Italia-Svezia, quale sarà la scelta di Ventura?

Non parliamo di uomini, il commissario tecnico in queste ore valuterà gli interpreti a disposizione e prenderà le sue scelte individuali, che piacciano o meno alla platea interessata. Appare più degno di menzione invece valutare di quale genere sarà l’impostazione che il commissario tecnico vorrà dare alla gara: la sensazione forte è che un approccio pesantemente offensivo possa non pagare. Il rischio è quello di lasciare campo ad una nazionale avversaria che sa mettersi tra le linee, con l’insidia di subire il gol e prestarci alle considerazioni precedentemente effettuate. Non siamo più di fronte a quel fortino di difesa che non lasciava transitare neanche uno spillo: le attuali contingenze impongono che la fase difensiva sia svolta accuratamente da un lavoro di squadra, con reparti legati che sostengano la copertura e l’equilibrio generale. Il gol in casa può arrivare, per diverse ragioni: innanzitutto per una chiara circostanza, l’Italia nelle sue cinque gare interne di qualificazione lo ha sempre realizzato. La seconda ragione: la Svezia lo ha incassato nelle sue tre trasferte significative, lasciando la porta imbattuta soltanto in Lussemburgo e Bielorussia. Lì dove era piuttosto logico attenderselo.
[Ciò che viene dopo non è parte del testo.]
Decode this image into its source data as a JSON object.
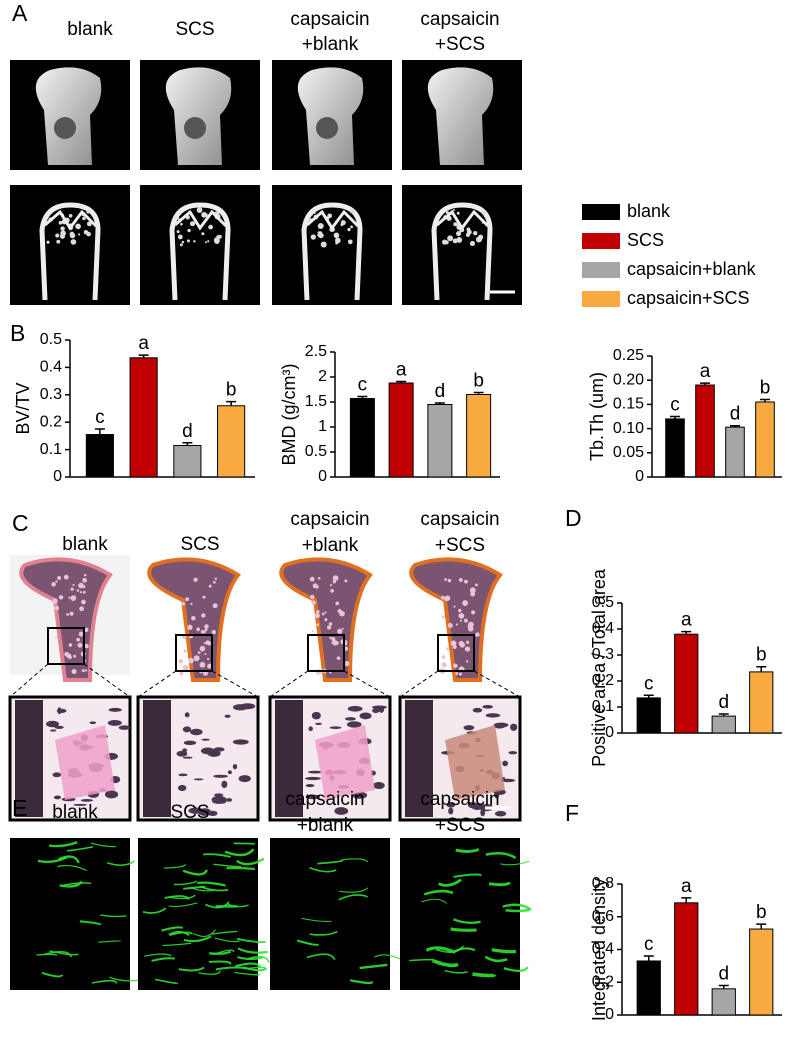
{
  "panel_A": {
    "letter": "A",
    "labels": [
      [
        "blank"
      ],
      [
        "SCS"
      ],
      [
        "capsaicin",
        "+blank"
      ],
      [
        "capsaicin",
        "+SCS"
      ]
    ]
  },
  "panel_B": "B",
  "panel_C": {
    "letter": "C",
    "labels": [
      [
        "blank"
      ],
      [
        "SCS"
      ],
      [
        "capsaicin",
        "+blank"
      ],
      [
        "capsaicin",
        "+SCS"
      ]
    ]
  },
  "panel_D": "D",
  "panel_E": {
    "letter": "E",
    "labels": [
      [
        "blank"
      ],
      [
        "SCS"
      ],
      [
        "capsaicin",
        "+blank"
      ],
      [
        "capsaicin",
        "+SCS"
      ]
    ]
  },
  "panel_F": "F",
  "legend": [
    {
      "name": "blank",
      "color": "#000000"
    },
    {
      "name": "SCS",
      "color": "#c00000"
    },
    {
      "name": "capsaicin+blank",
      "color": "#a6a6a6"
    },
    {
      "name": "capsaicin+SCS",
      "color": "#f8a940"
    }
  ],
  "chart_data": [
    {
      "type": "bar",
      "ylabel": "BV/TV",
      "values": [
        0.155,
        0.435,
        0.115,
        0.26
      ],
      "errors": [
        0.02,
        0.01,
        0.01,
        0.015
      ],
      "annotations": [
        "c",
        "a",
        "d",
        "b"
      ],
      "ylim": [
        0,
        0.5
      ],
      "yticks": [
        0,
        0.1,
        0.2,
        0.3,
        0.4,
        0.5
      ]
    },
    {
      "type": "bar",
      "ylabel": "BMD (g/cm³)",
      "values": [
        1.57,
        1.88,
        1.45,
        1.65
      ],
      "errors": [
        0.04,
        0.03,
        0.03,
        0.04
      ],
      "annotations": [
        "c",
        "a",
        "d",
        "b"
      ],
      "ylim": [
        0,
        2.5
      ],
      "yticks": [
        0,
        0.5,
        1,
        1.5,
        2,
        2.5
      ]
    },
    {
      "type": "bar",
      "ylabel": "Tb.Th (um)",
      "values": [
        0.12,
        0.19,
        0.103,
        0.155
      ],
      "errors": [
        0.005,
        0.004,
        0.003,
        0.005
      ],
      "annotations": [
        "c",
        "a",
        "d",
        "b"
      ],
      "ylim": [
        0,
        0.25
      ],
      "yticks": [
        0,
        0.05,
        {
          "value": 0.1,
          "label": "0.10"
        },
        0.15,
        {
          "value": 0.2,
          "label": "0.20"
        },
        0.25
      ]
    },
    {
      "type": "bar",
      "ylabel": "Positive area / Total area",
      "values": [
        0.135,
        0.38,
        0.065,
        0.235
      ],
      "errors": [
        0.01,
        0.01,
        0.008,
        0.02
      ],
      "annotations": [
        "c",
        "a",
        "d",
        "b"
      ],
      "ylim": [
        0,
        0.5
      ],
      "yticks": [
        0,
        0.1,
        0.2,
        0.3,
        0.4,
        0.5
      ]
    },
    {
      "type": "bar",
      "ylabel": "Integrated density",
      "values": [
        0.33,
        0.685,
        0.16,
        0.525
      ],
      "errors": [
        0.03,
        0.03,
        0.02,
        0.03
      ],
      "annotations": [
        "c",
        "a",
        "d",
        "b"
      ],
      "ylim": [
        0,
        0.8
      ],
      "yticks": [
        0,
        0.2,
        0.4,
        0.6,
        0.8
      ]
    }
  ]
}
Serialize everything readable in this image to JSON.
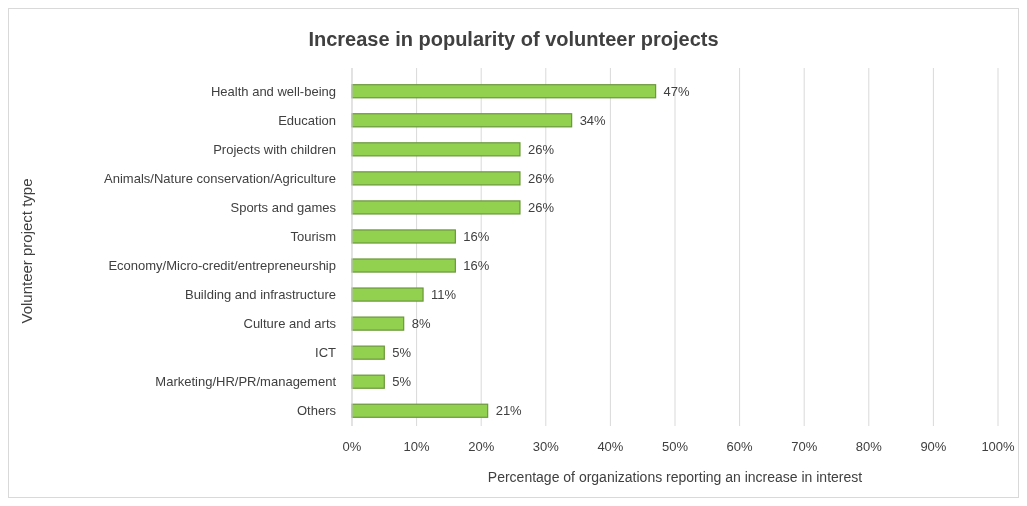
{
  "chart_data": {
    "type": "bar",
    "orientation": "horizontal",
    "title": "Increase in popularity of volunteer projects",
    "xlabel": "Percentage of organizations reporting an increase in interest",
    "ylabel": "Volunteer project type",
    "categories": [
      "Health and well-being",
      "Education",
      "Projects with children",
      "Animals/Nature conservation/Agriculture",
      "Sports and games",
      "Tourism",
      "Economy/Micro-credit/entrepreneurship",
      "Building and infrastructure",
      "Culture and arts",
      "ICT",
      "Marketing/HR/PR/management",
      "Others"
    ],
    "values": [
      47,
      34,
      26,
      26,
      26,
      16,
      16,
      11,
      8,
      5,
      5,
      21
    ],
    "value_labels": [
      "47%",
      "34%",
      "26%",
      "26%",
      "26%",
      "16%",
      "16%",
      "11%",
      "8%",
      "5%",
      "5%",
      "21%"
    ],
    "color": "#92d050",
    "grid": "x",
    "xlim": [
      0,
      100
    ],
    "xticks": [
      {
        "value": 0,
        "label": "0%"
      },
      {
        "value": 10,
        "label": "10%"
      },
      {
        "value": 20,
        "label": "20%"
      },
      {
        "value": 30,
        "label": "30%"
      },
      {
        "value": 40,
        "label": "40%"
      },
      {
        "value": 50,
        "label": "50%"
      },
      {
        "value": 60,
        "label": "60%"
      },
      {
        "value": 70,
        "label": "70%"
      },
      {
        "value": 80,
        "label": "80%"
      },
      {
        "value": 90,
        "label": "90%"
      },
      {
        "value": 100,
        "label": "100%"
      }
    ]
  }
}
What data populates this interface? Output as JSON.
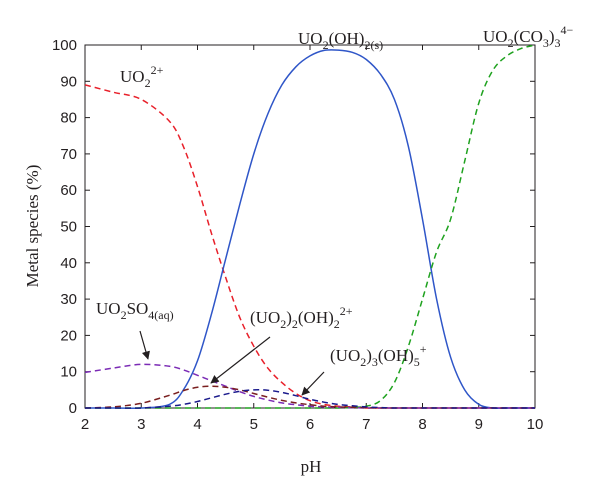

L’attenzione si sposta su Forsberg

Se la scelta del commissario tecnico Andersson nella gara d’andata è stata quella di puntare tutto sulla fisicità dei due centravanti, deputati a giocare al limite del fallo per tenere in apprensione la retroguardia italiana ed infondere nervosismo all’intera partita, ora questa strategia non pagherebbe. Fuori casa, quando è presumibile che il baricentro della Svezia in quel di San Siro arretri di qualche metro, lanciare sugli attaccanti per venir fuori dall’apnea potrebbe non funzionare. La Svezia si presterebbe all’anticipo sistematico dei difensori azzurri e rischierebbe di rendersi inoffensiva: situazione che non si può permettere, considerato il vantaggio risicato. Più plausibile che, soprattutto in caso di attacchi continui dell’Italia, possa far male ripartendo tra le linee: l’attenzione si sposta dunque da Berg e Toivonen al centrocampista Emil Forsberg. Il calciatore classe ’91 del Lipsia è l’interprete deputato a legare i comparti della squadra e dunque ad evitare l’isolamento degli attaccanti. Non ci giriamo intorno: soltanto lui ha la tecnica, la rapidità e dunque l’abilità per riuscire nell’intento. Incentra il suo raggio d’azione sulla sinistra, ma già nella gara d’andata abbiamo potuto intendere come sia l’unico calciatore sostanzialmente libero di svariare tra le linee avversarie e cercarsi la mattonella di campo da cui incidere sul corso della gara. La cura riservata a questo calciatore ed a questa specifica situazione tattica deve essere maniacale, nonché la chiave per prenderci il nostro futuro. Il Mondiale in Russia, neanche a dirlo.